May 24th, 6:30-8:30 PM, Reflection
One thing wonder does is to slow things down and to open up the space of possibilities.
In the mid-1990s, Bob Lawry from the School of Law convened a summer ethics institute that allowed Case Western Reserve University faculty to explore incorporating ethics into their classes. In 2011-12, supported by the Kent H. Smith Charitable Trust, the Beamer-Schneider Professorship renewed the institute in a different, evolving form–and opened the Table to staff, administration and to graduate students who in direct ways through their programs foster the ethical learning environment of Case Western Reserve University.
In its new form, the Ethics Table’s first pulse was during the year 2011-2012. The group met daily for a week in August 2011 to explore the idea of a university ethos.
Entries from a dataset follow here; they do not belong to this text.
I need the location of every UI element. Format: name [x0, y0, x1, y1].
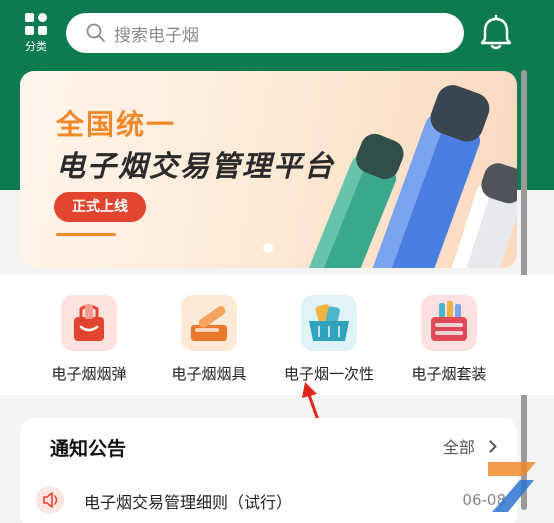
watermark-logo	[488, 462, 536, 512]
cartridge-bag-icon	[61, 295, 117, 351]
banner-badge[interactable]: 正式上线	[54, 192, 146, 222]
category-item-disposable[interactable]: 电子烟一次性	[274, 295, 384, 384]
notice-item[interactable]: 电子烟交易管理细则（试行） 06-08	[36, 486, 506, 514]
category-item-device[interactable]: 电子烟烟具	[154, 295, 264, 384]
notice-panel: 通知公告 全部 电子烟交易管理细则（试行） 06-08	[20, 418, 517, 523]
chevron-right-icon	[484, 440, 497, 453]
vape-pods-illustration	[303, 85, 517, 268]
speaker-icon	[36, 486, 64, 514]
search-placeholder: 搜索电子烟	[114, 25, 199, 46]
category-label: 电子烟烟弹	[51, 365, 127, 383]
carousel-indicator	[263, 243, 273, 253]
category-grid: 电子烟烟弹 电子烟烟具 电子烟一次性 电子烟套装	[0, 275, 554, 395]
kit-box-icon	[421, 295, 477, 351]
top-bar: 分类 搜索电子烟	[0, 0, 554, 70]
notice-item-text: 电子烟交易管理细则（试行）	[84, 493, 293, 512]
device-box-icon	[181, 295, 237, 351]
category-label: 分类	[25, 40, 47, 53]
view-all-label: 全部	[442, 438, 475, 457]
category-label: 电子烟烟具	[171, 365, 247, 383]
category-item-kit[interactable]: 电子烟套装	[394, 295, 504, 384]
notice-title: 通知公告	[50, 438, 127, 460]
disposable-basket-icon	[301, 295, 357, 351]
search-icon	[86, 23, 105, 42]
grid-icon	[25, 13, 47, 35]
bell-icon[interactable]	[478, 14, 514, 52]
promo-banner[interactable]: 全国统一 电子烟交易管理平台 正式上线	[20, 71, 517, 268]
category-label: 电子烟一次性	[283, 365, 374, 383]
search-input[interactable]: 搜索电子烟	[66, 13, 464, 53]
category-label: 电子烟套装	[411, 365, 487, 383]
banner-title-line1: 全国统一	[56, 108, 177, 141]
category-item-cartridge[interactable]: 电子烟烟弹	[34, 295, 144, 384]
banner-underline	[56, 233, 116, 236]
category-button[interactable]: 分类	[14, 8, 58, 60]
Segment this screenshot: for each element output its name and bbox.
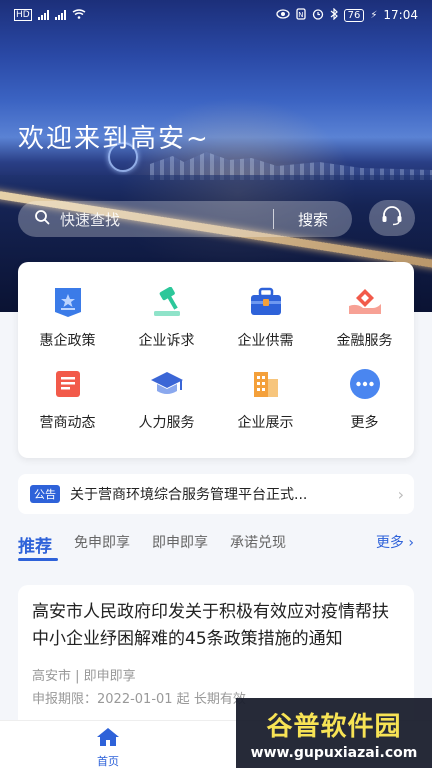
services-grid: 惠企政策 企业诉求 企业供需 金融服务 营商动态 人力服务 企业展示 更多 (18, 262, 414, 450)
more-link[interactable]: 更多 › (376, 532, 414, 552)
service-label: 企业诉求 (138, 333, 195, 349)
nfc-icon: N (295, 7, 306, 23)
headset-icon (381, 206, 403, 230)
service-more[interactable]: 更多 (315, 368, 414, 450)
nav-home-label: 首页 (97, 755, 119, 768)
chevron-right-icon: › (408, 535, 414, 551)
tab-exempt-apply[interactable]: 免申即享 (74, 532, 130, 552)
nav-home[interactable]: 首页 (90, 727, 126, 768)
chevron-right-icon: › (397, 484, 404, 504)
gavel-icon (149, 286, 185, 318)
service-label: 金融服务 (336, 333, 393, 349)
site-watermark: 谷普软件园 www.gupuxiazai.com (236, 698, 432, 768)
service-label: 营商动态 (39, 415, 96, 431)
home-icon (96, 727, 120, 751)
clock-time: 17:04 (383, 8, 418, 22)
services-card: 惠企政策 企业诉求 企业供需 金融服务 营商动态 人力服务 企业展示 更多 (18, 262, 414, 458)
announcement-text[interactable]: 关于营商环境综合服务管理平台正式... (70, 484, 398, 504)
network-type: HD (14, 9, 32, 21)
more-icon (347, 368, 383, 400)
svg-text:N: N (298, 11, 303, 19)
alarm-icon (312, 8, 324, 23)
welcome-title: 欢迎来到高安~ (18, 124, 210, 154)
signal-icon-2 (54, 10, 66, 20)
signal-icon (37, 10, 49, 20)
search-button[interactable]: 搜索 (274, 209, 352, 230)
service-business-news[interactable]: 营商动态 (18, 368, 117, 450)
tab-instant-apply[interactable]: 即申即享 (152, 532, 208, 552)
search-input[interactable]: 快速查找 (60, 209, 273, 230)
service-supply-demand[interactable]: 企业供需 (216, 286, 315, 368)
service-policy[interactable]: 惠企政策 (18, 286, 117, 368)
article-title[interactable]: 高安市人民政府印发关于积极有效应对疫情帮扶中小企业纾困解难的45条政策措施的通知 (32, 599, 400, 653)
service-label: 惠企政策 (39, 333, 96, 349)
wifi-icon (72, 8, 86, 22)
finance-icon (347, 286, 383, 318)
bluetooth-icon (330, 7, 338, 23)
watermark-url: www.gupuxiazai.com (250, 744, 418, 761)
toolbox-icon (248, 286, 284, 318)
service-hr[interactable]: 人力服务 (117, 368, 216, 450)
service-label: 企业供需 (237, 333, 294, 349)
service-finance[interactable]: 金融服务 (315, 286, 414, 368)
news-icon (50, 368, 86, 400)
charging-icon: ⚡ (370, 9, 378, 21)
watermark-brand: 谷普软件园 (266, 711, 402, 742)
category-tabs: 推荐 免申即享 即申即享 承诺兑现 更多 › (18, 532, 414, 568)
battery-indicator: 76 (343, 8, 365, 22)
tab-promise-fulfill[interactable]: 承诺兑现 (230, 532, 286, 552)
service-label: 更多 (350, 415, 379, 431)
search-icon (34, 209, 50, 229)
customer-service-button[interactable] (369, 200, 415, 236)
service-label: 人力服务 (138, 415, 195, 431)
buildings-icon (248, 368, 284, 400)
service-appeal[interactable]: 企业诉求 (117, 286, 216, 368)
announcement-bar[interactable]: 公告 关于营商环境综合服务管理平台正式... › (18, 474, 414, 514)
eye-icon (275, 8, 290, 22)
policy-icon (50, 286, 86, 318)
tab-recommend[interactable]: 推荐 (18, 532, 58, 561)
service-showcase[interactable]: 企业展示 (216, 368, 315, 450)
article-source: 高安市 | 即申即享 (32, 669, 136, 684)
more-label: 更多 (375, 535, 404, 551)
announcement-tag: 公告 (30, 485, 60, 503)
service-label: 企业展示 (237, 415, 294, 431)
graduation-cap-icon (149, 368, 185, 400)
status-bar: HD N 76 ⚡ 17:04 (0, 0, 432, 30)
search-bar[interactable]: 快速查找 搜索 (18, 201, 352, 237)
Readings included D.H. Winnicott’s Playing and Reality; Dan Scheinfeld’s et al., We Are All Explorers: Learning and Teaching with Reggio Principles in Urban Settings; Martha Nussbaum’s Creating Capabilities; Alice Munro’s Runaway, and the Share the Vision common reading for the year, Justice by Michael Sandel.
The group then met monthly around town — to get out of school, gain perspective and to support local businesses. We ate at the Squirevue Vallee Farm with Spice of Life farm to table catering, at Le Petit Triangle in Ohio City, Club Isabella in University Circle, Prosperity Social Club in Tremont, the Alumni House where we skyped in philosophical counselor Lauren Tillinghast, Empress Taytu in East Cleveland, Café Anatolia in Cleveland Heights, and at the Greenhouse Tavern downtown.
At each of these meetings, two members of the group presented on ethics from their perspective in the university, and a special guest gave a presentation. The special guests this year were Anthony Jack (Cognitive Science), Shannon French (The Inamori Center), Chin-Tai Kim (Philosophy), Laura Hengehold (Philosophy), Lauren Tillinghast (NYU extension branch and private practice), Rhonda Williams (Social Justice Institute), Piers Turner (Ohio State University, Ethics Center), and Dean Moyar (Johns Hopkins University, Philosophy).
Finally, the group convened for a two day retreat in May 2012, with The Montessori School of Cleveland and Roger Saillant (Fowler Center) as special guests at the Inamori Center and at the Manor House of Squirevue Vallee Farm. The group reflected on its future and on the prospect of future developing our university’s ethos. Members of the group also chose to read Simon Blackburn’s Being Good, which was given to all members of the group for their reference.